Floating point numbers cannot be used as loop variables
Because of the precision problem of floating point numbers, when the program runs, it will lose accuracy. If the program uses floating point numbers as loop variables, it often cannot achieve the desired effect
The sample code
public class TestFloat {
public static void main(String[] args) {
float data = 2000000010f;
for (float i = 2000000000f; i <= data; i++) { System.out.println(i); }}}Copy the codeThe results
2.0 e9
2.0 e9
2.0 e9
2.0 e9
2.0 e9.// Infinite loop
// Change I <= data to I
Copy the codeThe principle of
1, here f converts binary representation of 2000000000 to 1110111001101011001010000000000, in computer storage, you need to use the binary scientific notation, said computer don’t know decimal number.
2, which is 1110111001101011001010000000000 = 1.110111001101011001010000000000 * 2 ^ 30
3. The exponent is 30+127(the single-precision offset agreed by IEEE754)=157, which is converted to 10011101 in binary
4. The mantissa part is cut to 23 digits after the decimal point (the single precision mantissa length agreed by IEEE754)

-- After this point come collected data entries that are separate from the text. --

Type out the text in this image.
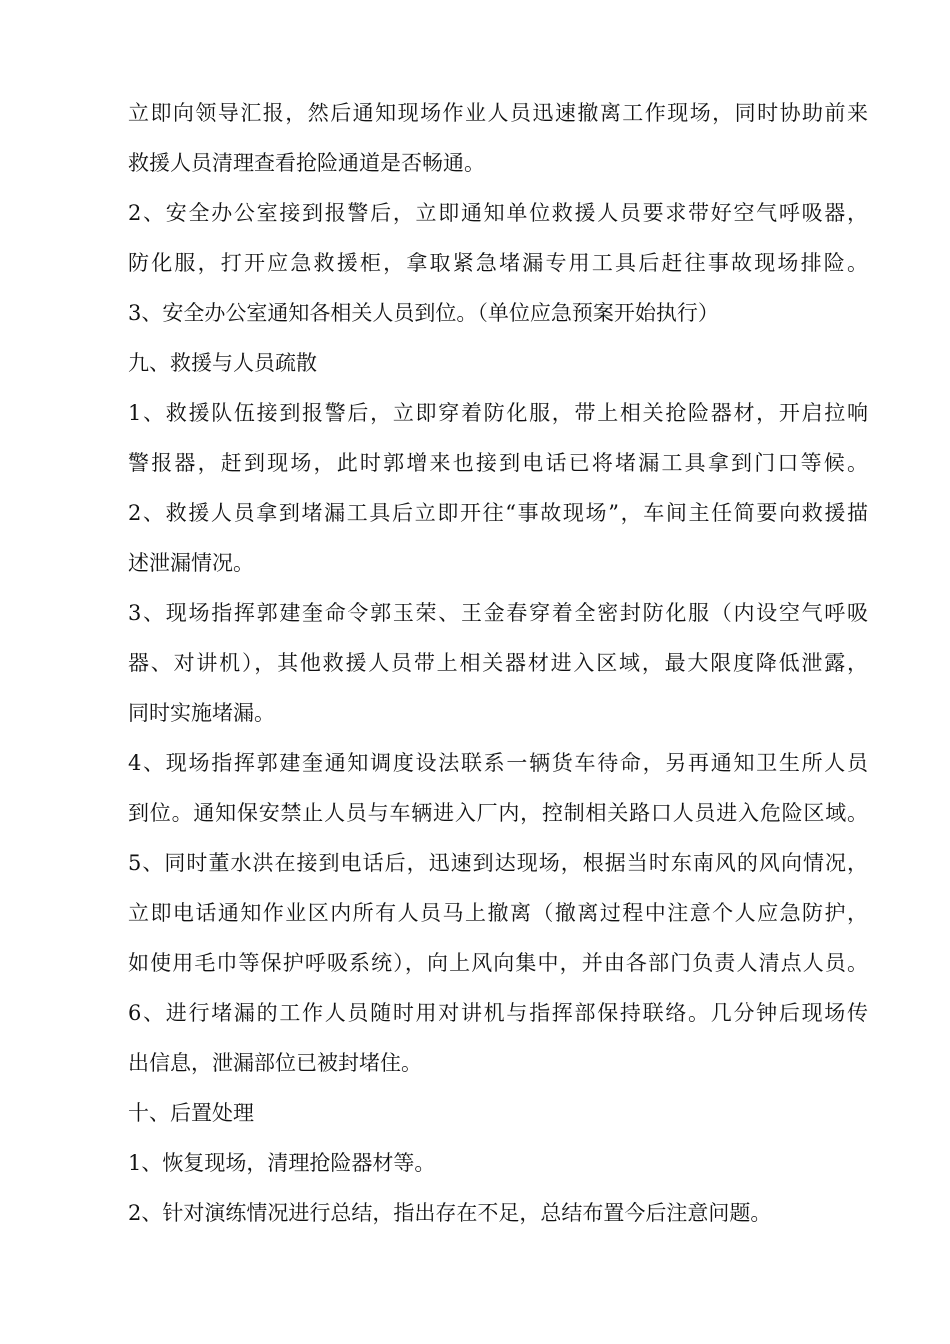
立即向领导汇报，然后通知现场作业人员迅速撤离工作现场，同时协助前来
救援人员清理查看抢险通道是否畅通。
2、安全办公室接到报警后，立即通知单位救援人员要求带好空气呼吸器，
防化服，打开应急救援柜，拿取紧急堵漏专用工具后赶往事故现场排险。
3、安全办公室通知各相关人员到位。（单位应急预案开始执行）
九、救援与人员疏散
1、救援队伍接到报警后，立即穿着防化服，带上相关抢险器材，开启拉响
警报器，赶到现场，此时郭增来也接到电话已将堵漏工具拿到门口等候。
2、救援人员拿到堵漏工具后立即开往“事故现场”，车间主任简要向救援描
述泄漏情况。
3、现场指挥郭建奎命令郭玉荣、王金春穿着全密封防化服（内设空气呼吸
器、对讲机），其他救援人员带上相关器材进入区域，最大限度降低泄露，
同时实施堵漏。
4、现场指挥郭建奎通知调度设法联系一辆货车待命，另再通知卫生所人员
到位。通知保安禁止人员与车辆进入厂内，控制相关路口人员进入危险区域。
5、同时董水洪在接到电话后，迅速到达现场，根据当时东南风的风向情况，
立即电话通知作业区内所有人员马上撤离（撤离过程中注意个人应急防护，
如使用毛巾等保护呼吸系统），向上风向集中，并由各部门负责人清点人员。
6、进行堵漏的工作人员随时用对讲机与指挥部保持联络。几分钟后现场传
出信息，泄漏部位已被封堵住。
十、后置处理
1、恢复现场，清理抢险器材等。
2、针对演练情况进行总结，指出存在不足，总结布置今后注意问题。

4, so 2000000000F becomes 0(sign bit 1, 0 is positive, 1 (negative) 10011101 (8) 11011100110101100101000 (23 mantissa part) is stored in the memory of binary for 01001110111011100110101100101000
5, the same 20000000010 f — — — — > 1110111001101011001010000001010-30 – > > 1.110111001101011001010000001010 * 2 ^ index for the same
6, 20000000010 f said in memory for 0100111011101110011010110010100
7. Comparison shows that 2000000000F and 20000000010F have the same binary representation in memory. So in this case 2000000000f and 2000000010f are equivalent to the program, so we can’t get the desired effect (print ten times).